La noticia del embarazo fue un sacudón. La maternidad no era un sueño ni un destino: apenas una conversación, un proyecto borroso al que rara vez dedicaba un pensamiento. Después del derrumbe —días enteros en la cama soportando un cuerpo que se había vuelto extraño—, al llegar al tercer trimestre me levanté de golpe y tracé una radiografía de mi existencia: repasé heridas, dolores, cicatrices, logros y fracasos, y decidí lo que quería hacer conmigo.
Volví a hacer “cosas”. Entonces la escritura se volvió una urgencia, una forma de fijar las coordenadas y retratar las huellas de aquel tránsito hacia la maternidad. Luego, luego, en el posparto, aprender y hacer se tornaron vitales. Retomé proyectos que antes había dejado en remojo o hacía a un lado con la excusa del trabajo, la maestría y el cansancio. Cuando por fin expulsé los puntos que cosieron mi zona perineal y perdí el miedo al dolor, empaqué el coche, la pañalera y el fular, senté a la cría en su silla pisé el acelerador rumbo a un curso de cerámica. También inventé talleres sobre el cuerpo, el dolor y el género; retomé la edición de los relatos que llevo años escribiendo y, hoy, inicié clases de fotografía.

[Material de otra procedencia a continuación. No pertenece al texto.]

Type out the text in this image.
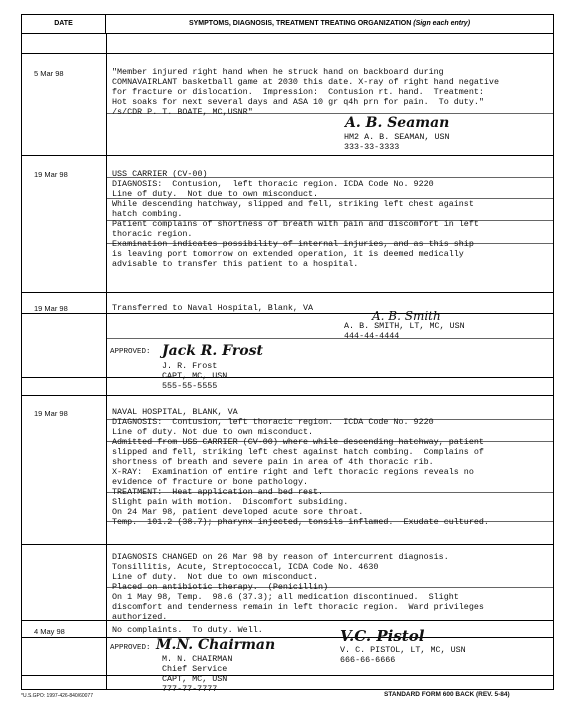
DATE	SYMPTOMS, DIAGNOSIS, TREATMENT TREATING ORGANIZATION (Sign each entry)
5 Mar 98	"Member injured right hand when he struck hand on backboard during
COMNAVAIRLANT basketball game at 2030 this date. X-ray of right hand negative
for fracture or dislocation.  Impression:  Contusion rt. hand.  Treatment:
Hot soaks for next several days and ASA 10 gr q4h prn for pain.  To duty."
/s/CDR P. T. BOATE, MC,USNR"
A. B. Seaman
HM2 A. B. SEAMAN, USN
333-33-3333
19 Mar 98	USS CARRIER (CV-00)
DIAGNOSIS:  Contusion,  left thoracic region. ICDA Code No. 9220
Line of duty.  Not due to own misconduct.
While descending hatchway, slipped and fell, striking left chest against
hatch combing.
Patient complains of shortness of breath with pain and discomfort in left
thoracic region.
Examination indicates possibility of internal injuries, and as this ship
is leaving port tomorrow on extended operation, it is deemed medically
advisable to transfer this patient to a hospital.
19 Mar 98	Transferred to Naval Hospital, Blank, VA
A. B. Smith
A. B. SMITH, LT, MC, USN
444-44-4444
APPROVED: Jack R. Frost
J. R. Frost
CAPT, MC, USN
555-55-5555
19 Mar 98	NAVAL HOSPITAL, BLANK, VA
DIAGNOSIS:  Contusion, left thoracic region.  ICDA Code No. 9220
Line of duty. Not due to own misconduct.
Admitted from USS CARRIER (CV-00) where while descending hatchway, patient
slipped and fell, striking left chest against hatch combing.  Complains of
shortness of breath and severe pain in area of 4th thoracic rib.
X-RAY:  Examination of entire right and left thoracic regions reveals no
evidence of fracture or bone pathology.
TREATMENT:  Heat application and bed rest.
Slight pain with motion.  Discomfort subsiding.
On 24 Mar 98, patient developed acute sore throat.
Temp.  101.2 (38.7); pharynx injected, tonsils inflamed.  Exudate cultured.
DIAGNOSIS CHANGED on 26 Mar 98 by reason of intercurrent diagnosis.
Tonsillitis, Acute, Streptococcal, ICDA Code No. 4630
Line of duty.  Not due to own misconduct.
Placed on antibiotic therapy.  (Penicillin)
On 1 May 98, Temp.  98.6 (37.3); all medication discontinued.  Slight
discomfort and tenderness remain in left thoracic region.  Ward privileges
authorized.
4 May 98	No complaints.  To duty. Well.
APPROVED: M.N. Chairman
M. N. CHAIRMAN
Chief Service
CAPT, MC, USN
777-77-7777
V.C. Pistol
V. C. PISTOL, LT, MC, USN
666-66-6666
*U.S.GPO: 1997-426-840/60077	STANDARD FORM 600 BACK (REV. 5-84)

Antes de salir, me ordeñé con el extractor y dejé cuatro onzas de leche en un biberón para que mamá pudiera alimentar a la cría durante las tres horas que me llevaba ir, tomar la clase y regresar. Dejé el tetero esterilizado, saqué del banco de leche una bolsa y la puse a descongelar —por si quería más—, agarré mi bolso y huí. Era la segunda vez que dejaba a mi bebé al cuidado de alguien más. La primera había sido quince días después de parir, apenas por una hora, mientras asistía a terapia con mi psicóloga.
Cerré la puerta del apartamento. Sentí que recuperaba algo de mí: una libertad que entregué a mi cría y a la que renuncié al dejar de ser solo yo. “Libre sooooy, libre sooooy”, canturreé con voz infantil y ridícula mientras bajaba las escaleras de dos en dos. Hombre me seguía. Se burlaba de mi estallido de.. ¿alegría? Me tomó de la mano y, con ese gesto, reconquistamos una complicidad que en estos dos meses de posparto relegamos a un segundo plano.
Son las tres a. m. y tengo la bebé pegada a mi teta. Tiene los ojos cerrados y succiona con fuerza. Estoy recostada a la pared y anoto todo esto en la aplicación del teléfono: escribo, borro, escribo, edito, leo en voz baja: Busco palabras que revelen mi propio rostro.
He llegado a más de doscientas páginas de ficciones sobre mí: retazos de memorias, escenas vividas en la imaginación, observaciones que expanden el yo hacia la tercera persona. Curioso. Aunque ni mi cuerpo ni mi tiempo me pertenecen, late en mí una necesidad de hacer, aprender, crear, construir. Nunca antes me sentí tan ajena. Nunca antes me sentí tan mía.